# Need Heeeeeelp Plz

#### one way

Joined May 27, 2007
7
I need some help figuring current flow across a resistor in series-parallel circuits.

#### beenthere

Joined Apr 20, 2004
15,819
Determine the potential across the resistor, use I = E/R to figure the current through it (works in series and in parallel).

#### one way

Joined May 27, 2007
7
i tried that, atleast i think i did. it is for an exam i am taking. I have the correct answer but cant remember how i got it. Imagine a square circuit where R1 R2 and R5 are on the outside perimeter in series. Then R3 is branched in parallel between R1 and R2 and R4 is branched between R2 and R5. R1=25 ohms R2=25 ohms R3=50 ohms R4=5o ohms R5=50 ohms. Total volts is 50. Total current is 1 amp. Those are all given on exam. I need to find the current flow thru R3. Got any ideas?

#### recca02

Joined Apr 2, 2007
1,214
i m not getting the dia at all (must be my poor skill with language)
plz post rough dia (a super bad pic made in paint will also do)

#### one way

Joined May 27, 2007
7
---------R1 25 ohms-------o-----------------R2 25 ohms----o------------
! ! !
! ! !
R3 R4 R5
50 ohms 50 ohms 50
! ! !
! ! !
! ! !
-------------------------------------------------------------------------

total volts is 50 total amps is 1. What is current draw across R3? and how did you come up with that? Thanks alot for your help.

#### one way

Joined May 27, 2007
7
i have a really ruff sketch in paint how do i add to thread?

#### recca02

Joined Apr 2, 2007
1,214
one way is
u'll see a attaching clip button after the smiley icon.
if not
u'll see manage attachment button when u scroll down a little low.
however i think i m getting the picture here, but still post it
also where is the voltage applied?

#### one way

Joined May 27, 2007
7
i hope this worked. the last one i tried typing into the forum reply box but it shifted the branches over to the left instead of between R! and R2. I hope this works.

#### Attachments

• 396.8 KB Views: 22

#### recca02

Joined Apr 2, 2007
1,214
yeah it will work thanks,
there are lots and lots of ways to do it.
number one simple analysis:
look at the last two resistances.
they are in parallel, hence R4||R5
will give u 25 ohms (u know how to calculate it ,dont u?)
now the two 25 ohms
R2 and R4||R5 are now in series.(replace parallel combn of R4 and R5 by eq 25 ohms)
you get 25+25=50 ohms,
again R3 and R(equivalent=50) are ||
again they give equivalent of 25 ohms,
R1 and Req are in series thus we have 25+25=50 ohms,
apply ohms law i=50/50 = 1 amp
now again use original cicuit;
since now current is 1 amp;
there will be 25*1 v drop across r1;
now remaining 25 volts is available across the whole remaining circuit,
since r3 is parallel to remaining circuit 50-25*1 =25 volts is available across
r3;voltage across parallel elements is same.
thus current thru r3 is 25/50 =0.5 amp

another method:
after getting current = 1 amp;
go back to step two where we had r3 parallel to a 25+25 =50 ohms combn;
now use the current divider rule it is;
for two parallel paths the current in one path is given by:
I1= I(original)*{res other path/(res req path + res other path)}

here i original is 1 amp which reaches the parallel combination of r3 and remaining circuit;
req resis is r3 and resis in other path is R4||R5 + r2

another method
this method is universal and can solve virtually anything:
use kvl (in case u want to know how to use it then try reading any book or
article in this site-if u still have problem post it)
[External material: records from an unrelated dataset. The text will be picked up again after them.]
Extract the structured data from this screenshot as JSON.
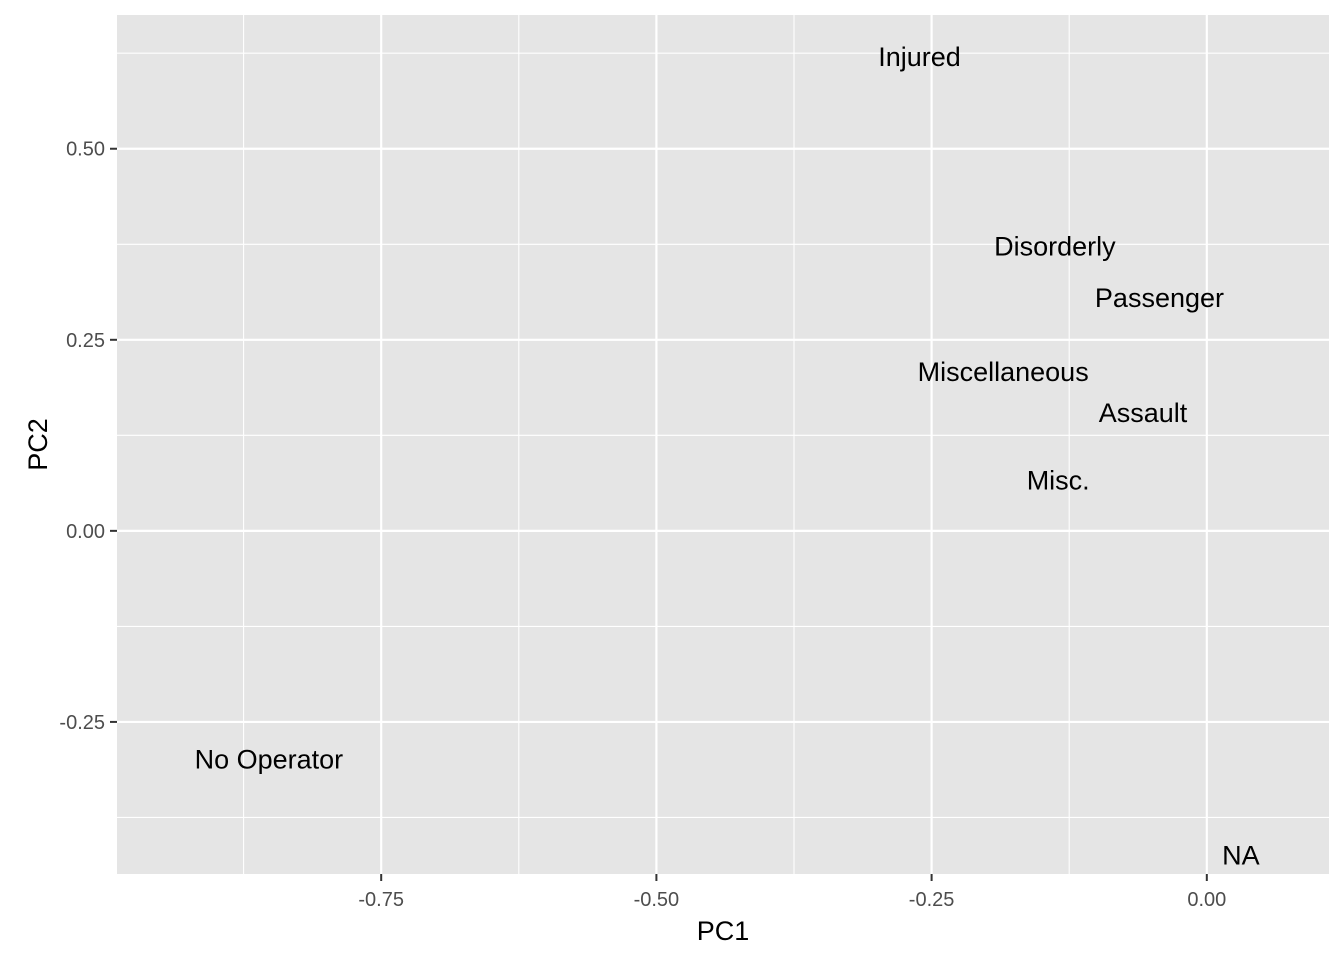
{
  "chart_data": {
    "type": "scatter",
    "title": "",
    "xlabel": "PC1",
    "ylabel": "PC2",
    "xlim": [
      -0.99,
      0.111
    ],
    "ylim": [
      -0.449,
      0.675
    ],
    "x_ticks": [
      -0.75,
      -0.5,
      -0.25,
      0.0
    ],
    "x_tick_labels": [
      "-0.75",
      "-0.50",
      "-0.25",
      "0.00"
    ],
    "y_ticks": [
      -0.25,
      0.0,
      0.25,
      0.5
    ],
    "y_tick_labels": [
      "-0.25",
      "0.00",
      "0.25",
      "0.50"
    ],
    "grid": true,
    "legend": "none",
    "colors": {
      "panel": "#e5e5e5",
      "grid": "#ffffff",
      "text": "#000000",
      "tick_text": "#4d4d4d",
      "tick_mark": "#333333"
    },
    "points": [
      {
        "label": "Injured",
        "x": -0.261,
        "y": 0.62
      },
      {
        "label": "Disorderly",
        "x": -0.138,
        "y": 0.372
      },
      {
        "label": "Passenger",
        "x": -0.043,
        "y": 0.305
      },
      {
        "label": "Miscellaneous",
        "x": -0.185,
        "y": 0.208
      },
      {
        "label": "Assault",
        "x": -0.058,
        "y": 0.154
      },
      {
        "label": "Misc.",
        "x": -0.135,
        "y": 0.066
      },
      {
        "label": "No Operator",
        "x": -0.852,
        "y": -0.299
      },
      {
        "label": "NA",
        "x": 0.031,
        "y": -0.425
      }
    ]
  }
}
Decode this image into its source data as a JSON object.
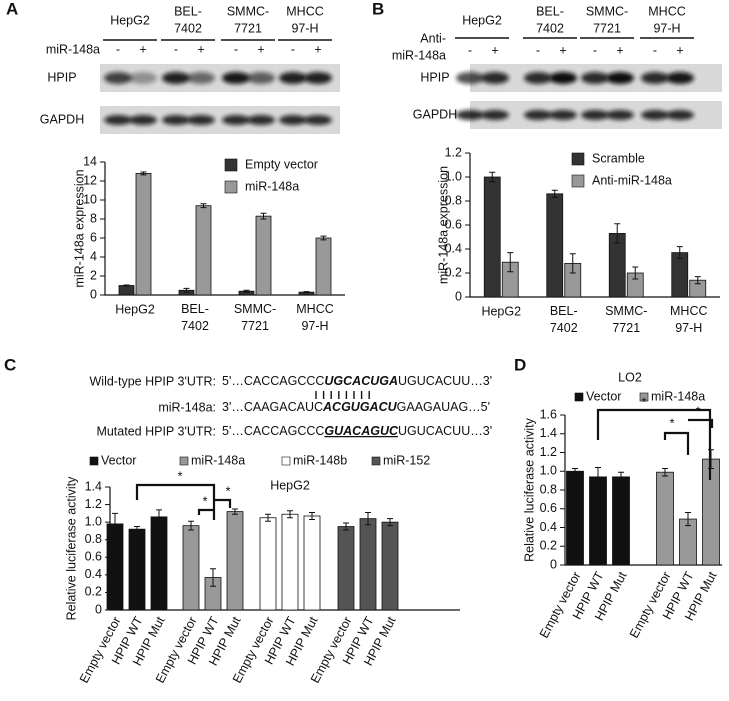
{
  "panels": [
    "A",
    "B",
    "C",
    "D"
  ],
  "blots": [
    {
      "cell_lines": [
        "HepG2",
        "BEL-\n7402",
        "SMMC-\n7721",
        "MHCC\n97-H"
      ],
      "treatment": "miR-148a",
      "signs": [
        "-",
        "+"
      ],
      "rows": [
        "HPIP",
        "GAPDH"
      ]
    },
    {
      "cell_lines": [
        "HepG2",
        "BEL-\n7402",
        "SMMC-\n7721",
        "MHCC\n97-H"
      ],
      "treatment": "Anti-\nmiR-148a",
      "signs": [
        "-",
        "+"
      ],
      "rows": [
        "HPIP",
        "GAPDH"
      ]
    }
  ],
  "sequences": [
    {
      "label": "Wild-type HPIP 3'UTR:",
      "parts": [
        "5'…CACCAGCCC",
        "UGCACUGA",
        "UGUCACUU…3'"
      ]
    },
    {
      "label": "miR-148a:",
      "parts": [
        "3'…CAAGACAUC",
        "ACGUGACU",
        "GAAGAUAG…5'"
      ]
    },
    {
      "label": "Mutated HPIP 3'UTR:",
      "parts": [
        "5'…CACCAGCCC",
        "GUACAGUC",
        "UGUCACUU…3'"
      ]
    }
  ],
  "chart_data": [
    {
      "type": "bar",
      "ylabel": "miR-148a expression",
      "categories": [
        "HepG2",
        "BEL-\n7402",
        "SMMC-\n7721",
        "MHCC\n97-H"
      ],
      "series": [
        {
          "name": "Empty vector",
          "color": "#333333",
          "values": [
            1.0,
            0.5,
            0.4,
            0.3
          ],
          "errors": [
            0.05,
            0.2,
            0.1,
            0.05
          ]
        },
        {
          "name": "miR-148a",
          "color": "#999999",
          "values": [
            12.8,
            9.4,
            8.3,
            6.0
          ],
          "errors": [
            0.15,
            0.2,
            0.3,
            0.2
          ]
        }
      ],
      "ylim": [
        0,
        14
      ],
      "yticks": [
        0,
        2,
        4,
        6,
        8,
        10,
        12,
        14
      ]
    },
    {
      "type": "bar",
      "ylabel": "miR-148a expression",
      "categories": [
        "HepG2",
        "BEL-\n7402",
        "SMMC-\n7721",
        "MHCC\n97-H"
      ],
      "series": [
        {
          "name": "Scramble",
          "color": "#333333",
          "values": [
            1.0,
            0.86,
            0.53,
            0.37
          ],
          "errors": [
            0.04,
            0.03,
            0.08,
            0.05
          ]
        },
        {
          "name": "Anti-miR-148a",
          "color": "#999999",
          "values": [
            0.29,
            0.28,
            0.2,
            0.14
          ],
          "errors": [
            0.08,
            0.08,
            0.05,
            0.03
          ]
        }
      ],
      "ylim": [
        0,
        1.2
      ],
      "yticks": [
        0,
        0.2,
        0.4,
        0.6,
        0.8,
        {
          "value": 1,
          "label": "1.0"
        },
        1.2
      ]
    },
    {
      "type": "bar",
      "title": "HepG2",
      "ylabel": "Relative luciferase activity",
      "categories": [
        "Empty vector",
        "HPIP WT",
        "HPIP Mut"
      ],
      "series": [
        {
          "name": "Vector",
          "color": "#111111",
          "values": [
            0.98,
            0.92,
            1.06
          ],
          "errors": [
            0.12,
            0.03,
            0.08
          ]
        },
        {
          "name": "miR-148a",
          "color": "#999999",
          "values": [
            0.96,
            0.37,
            1.12
          ],
          "errors": [
            0.05,
            0.1,
            0.03
          ]
        },
        {
          "name": "miR-148b",
          "color": "#ffffff",
          "values": [
            1.05,
            1.09,
            1.07
          ],
          "errors": [
            0.04,
            0.04,
            0.04
          ]
        },
        {
          "name": "miR-152",
          "color": "#555555",
          "values": [
            0.95,
            1.04,
            1.0
          ],
          "errors": [
            0.04,
            0.07,
            0.04
          ]
        }
      ],
      "ylim": [
        0,
        1.4
      ],
      "yticks": [
        0,
        0.2,
        0.4,
        0.6,
        0.8,
        {
          "value": 1,
          "label": "1.0"
        },
        1.2,
        1.4
      ],
      "annotations": [
        "*",
        "*",
        "*"
      ]
    },
    {
      "type": "bar",
      "title": "LO2",
      "ylabel": "Relative luciferase activity",
      "categories": [
        "Empty vector",
        "HPIP WT",
        "HPIP Mut"
      ],
      "series": [
        {
          "name": "Vector",
          "color": "#111111",
          "values": [
            1.0,
            0.94,
            0.94
          ],
          "errors": [
            0.03,
            0.1,
            0.05
          ]
        },
        {
          "name": "miR-148a",
          "color": "#999999",
          "values": [
            0.99,
            0.49,
            1.13
          ],
          "errors": [
            0.04,
            0.07,
            0.1
          ]
        }
      ],
      "ylim": [
        0,
        1.6
      ],
      "yticks": [
        0,
        0.2,
        0.4,
        0.6,
        0.8,
        {
          "value": 1,
          "label": "1.0"
        },
        1.2,
        1.4,
        1.6
      ],
      "annotations": [
        "*",
        "*",
        "*"
      ]
    }
  ]
}
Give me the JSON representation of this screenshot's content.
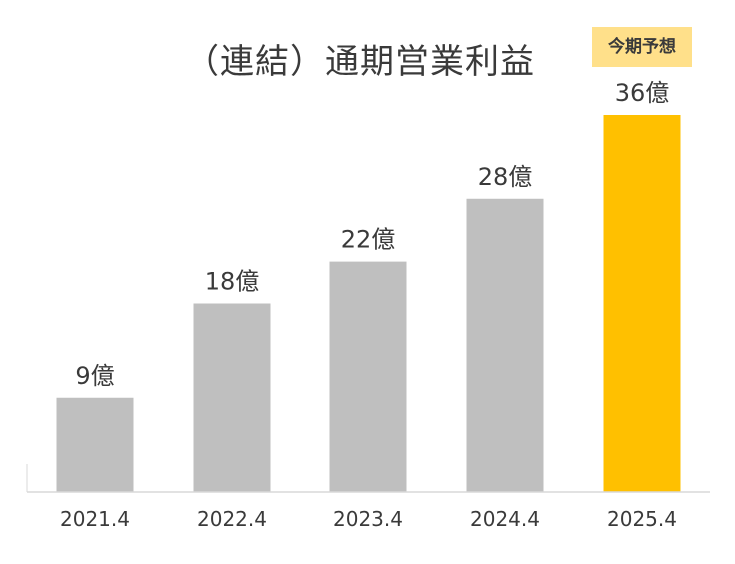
{
  "chart_data": {
    "type": "bar",
    "title": "（連結）通期営業利益",
    "categories": [
      "2021.4",
      "2022.4",
      "2023.4",
      "2024.4",
      "2025.4"
    ],
    "values": [
      9,
      18,
      22,
      28,
      36
    ],
    "value_labels": [
      "9億",
      "18億",
      "22億",
      "28億",
      "36億"
    ],
    "ylim": [
      0,
      36
    ],
    "grid": false,
    "highlight_index": 4,
    "highlight_label": "今期予想",
    "colors": {
      "bar": "#bfbfbf",
      "highlight": "#ffc000",
      "badge": "#ffe08a",
      "text": "#3a3a3a",
      "axis": "#d9d9d9"
    }
  }
}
there are still other ways to solve it.

attachment may help u understand better

#### Attachments

• 29.6 KB Views: 19

#### one way

Joined May 27, 2007
7
Thanks alot. I was getting really frustrated. I really appreciate it.

#### recca02

Joined Apr 2, 2007
1,214
no problem:
remember whenu have any doubt try your best;
also try solving in more than way this gives better understanding of circuits and their laws.
good luck

#### one way

Joined May 27, 2007
7
i was taking R3 R4 and R5 and using them as being in parallel \with the reciprical method. I have been working on this for about 5 hrs knowing the answer was .5 amps but could not get there. once i used the R4xR5 over R4 +R5 formula to get req then R3xReq over R3 + REQ i had it figured out. Thanks again. REally.

#### recca02

Joined Apr 2, 2007
1,214
that mistake is possible,
remember two elements r in parallel when their ends are joint at 2 common points such that there is no other element in between.